Mateusz Tumas, pracownik jednej z wrocławskich agencji marketingu, miał wiele pomysłów na urządzenie loftu, aż za dużo. Skorzystał więc ze wsparcia architekt wnętrz Nowej Papierni. - Z perspektywy czasu wiem, że dzięki temu się udało. Aranżacja loftu miała być minimalistyczna i spójna – mówi Mateusz Tumas, mieszkaniec loftu Nowej Papierni. – Te wysokie wnętrza ze ścianami z historycznej cegły mają duże wymagania, a także duszę, którą należało wydobyć. Zastosowałem beton dekoracyjny, z tej samej deski powstała podłoga i blat w kuchni, na ścianach i sufitach zawisły industrialne lampy znalezione w poprzemysłowych budynkach.

Loft jest urządzony oszczędnie – minimalnie. W części dziennej powstała antresola, co zaoszczędziło trochę miejsca. Najbardziej wyróżnia się tutaj huśtawka – prosty trapez przymocowany do sufitu. Można się na niej pobujać, wyglądając przez okno.

Ściana z luksfer

Wrocławskie lofty w berlińskim klimacie

Trzypokojowy loft zajmują Aleksandra i Jacek – fashion PR manager i analityk biznesowy. - Inspirowaliśmy się wieloma rzeczami, ale mieliśmy jasno określone, jak nasz loft ma wyglądać. Zawsze podobał nam się skandynawski design, styl industrialny rodem z Nowego Jorku oraz New Mexico. Chcieliśmy do nich mocno nawiązać – mówi Aleksandra, mieszkanka loftu Nowej Papierni. – Ostateczny wygląd był wynikiem zderzenia się naszych odmiennych charakterów.
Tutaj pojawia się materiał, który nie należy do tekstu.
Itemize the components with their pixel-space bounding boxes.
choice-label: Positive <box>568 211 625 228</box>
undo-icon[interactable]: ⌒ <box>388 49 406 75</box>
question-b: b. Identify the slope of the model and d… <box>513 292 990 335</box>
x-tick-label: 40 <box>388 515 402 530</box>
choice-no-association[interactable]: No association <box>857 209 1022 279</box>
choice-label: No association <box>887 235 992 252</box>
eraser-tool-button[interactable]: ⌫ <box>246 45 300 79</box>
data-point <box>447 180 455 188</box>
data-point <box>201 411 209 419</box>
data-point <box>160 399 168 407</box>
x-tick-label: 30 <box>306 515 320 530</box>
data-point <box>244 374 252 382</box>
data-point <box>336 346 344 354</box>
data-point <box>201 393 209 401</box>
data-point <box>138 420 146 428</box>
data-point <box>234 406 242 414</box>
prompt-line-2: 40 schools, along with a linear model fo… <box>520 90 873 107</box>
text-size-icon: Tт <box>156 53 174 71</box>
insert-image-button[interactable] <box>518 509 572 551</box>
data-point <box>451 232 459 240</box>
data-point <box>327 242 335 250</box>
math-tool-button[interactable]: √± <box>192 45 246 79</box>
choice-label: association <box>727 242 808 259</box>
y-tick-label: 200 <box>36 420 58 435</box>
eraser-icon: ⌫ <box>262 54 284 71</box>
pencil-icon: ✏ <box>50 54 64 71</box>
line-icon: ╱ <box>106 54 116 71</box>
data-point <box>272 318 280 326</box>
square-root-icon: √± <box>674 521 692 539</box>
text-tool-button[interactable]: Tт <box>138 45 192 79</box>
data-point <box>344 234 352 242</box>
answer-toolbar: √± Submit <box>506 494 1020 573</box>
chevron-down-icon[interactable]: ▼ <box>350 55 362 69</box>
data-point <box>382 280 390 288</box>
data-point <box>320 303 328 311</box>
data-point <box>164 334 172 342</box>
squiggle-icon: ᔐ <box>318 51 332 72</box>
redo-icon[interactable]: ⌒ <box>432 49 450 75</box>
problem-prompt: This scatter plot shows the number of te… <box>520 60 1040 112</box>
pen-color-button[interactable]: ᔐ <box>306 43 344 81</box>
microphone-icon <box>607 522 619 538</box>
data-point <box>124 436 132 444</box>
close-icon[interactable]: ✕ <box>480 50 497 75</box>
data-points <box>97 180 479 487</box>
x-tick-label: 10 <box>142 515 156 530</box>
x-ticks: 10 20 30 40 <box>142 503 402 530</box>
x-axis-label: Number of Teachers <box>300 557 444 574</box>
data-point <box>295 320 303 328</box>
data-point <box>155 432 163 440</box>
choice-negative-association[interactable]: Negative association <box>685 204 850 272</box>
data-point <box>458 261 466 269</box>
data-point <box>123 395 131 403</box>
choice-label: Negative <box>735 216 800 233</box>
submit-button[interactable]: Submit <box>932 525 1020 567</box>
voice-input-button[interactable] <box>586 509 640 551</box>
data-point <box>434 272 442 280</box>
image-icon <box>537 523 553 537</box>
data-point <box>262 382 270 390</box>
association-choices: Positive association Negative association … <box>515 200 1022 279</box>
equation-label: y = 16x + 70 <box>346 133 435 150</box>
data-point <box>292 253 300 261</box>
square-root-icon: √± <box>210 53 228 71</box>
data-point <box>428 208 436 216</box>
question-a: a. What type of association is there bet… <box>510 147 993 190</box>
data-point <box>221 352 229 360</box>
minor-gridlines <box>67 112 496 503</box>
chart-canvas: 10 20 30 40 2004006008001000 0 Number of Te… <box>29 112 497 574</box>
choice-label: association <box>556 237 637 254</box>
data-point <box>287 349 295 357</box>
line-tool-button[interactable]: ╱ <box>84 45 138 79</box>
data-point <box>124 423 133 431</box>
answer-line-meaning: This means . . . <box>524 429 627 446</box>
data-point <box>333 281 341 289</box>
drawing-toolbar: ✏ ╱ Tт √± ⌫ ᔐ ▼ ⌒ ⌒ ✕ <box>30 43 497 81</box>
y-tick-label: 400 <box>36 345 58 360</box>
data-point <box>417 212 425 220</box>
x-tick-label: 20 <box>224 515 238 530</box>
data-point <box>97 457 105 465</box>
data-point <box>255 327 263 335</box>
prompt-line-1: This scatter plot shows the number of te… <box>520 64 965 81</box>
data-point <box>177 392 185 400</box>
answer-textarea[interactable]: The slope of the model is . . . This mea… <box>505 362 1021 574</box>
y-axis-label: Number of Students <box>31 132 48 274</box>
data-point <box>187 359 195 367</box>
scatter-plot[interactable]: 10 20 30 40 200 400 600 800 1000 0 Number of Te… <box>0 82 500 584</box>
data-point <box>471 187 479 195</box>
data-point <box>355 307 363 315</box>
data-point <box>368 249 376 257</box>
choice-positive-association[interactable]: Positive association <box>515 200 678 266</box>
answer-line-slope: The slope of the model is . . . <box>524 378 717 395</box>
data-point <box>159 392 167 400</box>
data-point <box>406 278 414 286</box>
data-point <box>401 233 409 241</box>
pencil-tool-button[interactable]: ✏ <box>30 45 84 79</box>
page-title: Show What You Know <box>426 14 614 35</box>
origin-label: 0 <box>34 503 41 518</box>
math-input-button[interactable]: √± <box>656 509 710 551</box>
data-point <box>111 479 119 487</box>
Aranżacja wnętrz to swoisty patchwork. Podłoga w łazience ułożona jest z wzorzystych, marokańskich płyt cementowych, komponujących się z betonowymi płytami na ścianach. Od salonu oddziela łazienkę ściana z luksfer. Dzięki temu wpada tu światło, a całość robi ogromne wrażenie. W salonie stoi kanapa z czterech elementów. Można je ze sobą dowolnie łączyć, tworząc na przykład dwie sofy albo cztery fotele. Obok stoi metalowe dmuchane krzesło Oskara Zięty. Widoczne są dekoracje w stylu New Mexico, a także lampy, grzejniki i różne dodatki – charakterystyczne dla industrialnych wnętrz nowojorskich loftów. To eklektyczny, choć minimalny loft dla nowoczesnej pary.

Wrocławskie lofty powstały w budynkach po fabryce papieru wybudowanej w 1889 roku. Przez lata zakład działał pod kierownictwem Richarda Chutscha jako Mechanische Papierwaren Fabrik. Po wojnie zmienił markę na Wrocławskie Zakłady Wyrobów Papierowych, z taśmy których zjeżdżały zeszyty i bruliony o charakterystycznych okładkach, w plecaku miał je niemal każdy uczeń. Pod koniec XX wieku papiernię zamknięto, a budynki stawały się coraz bardziej zaniedbane. Kilka lat temu prywatny inwestor postanowił przywrócić budynkom pierwotne piękno. Stworzył tu lofty, w których można poczuć artystowski klimat Berlina, Paryża czy Nowego Jorku.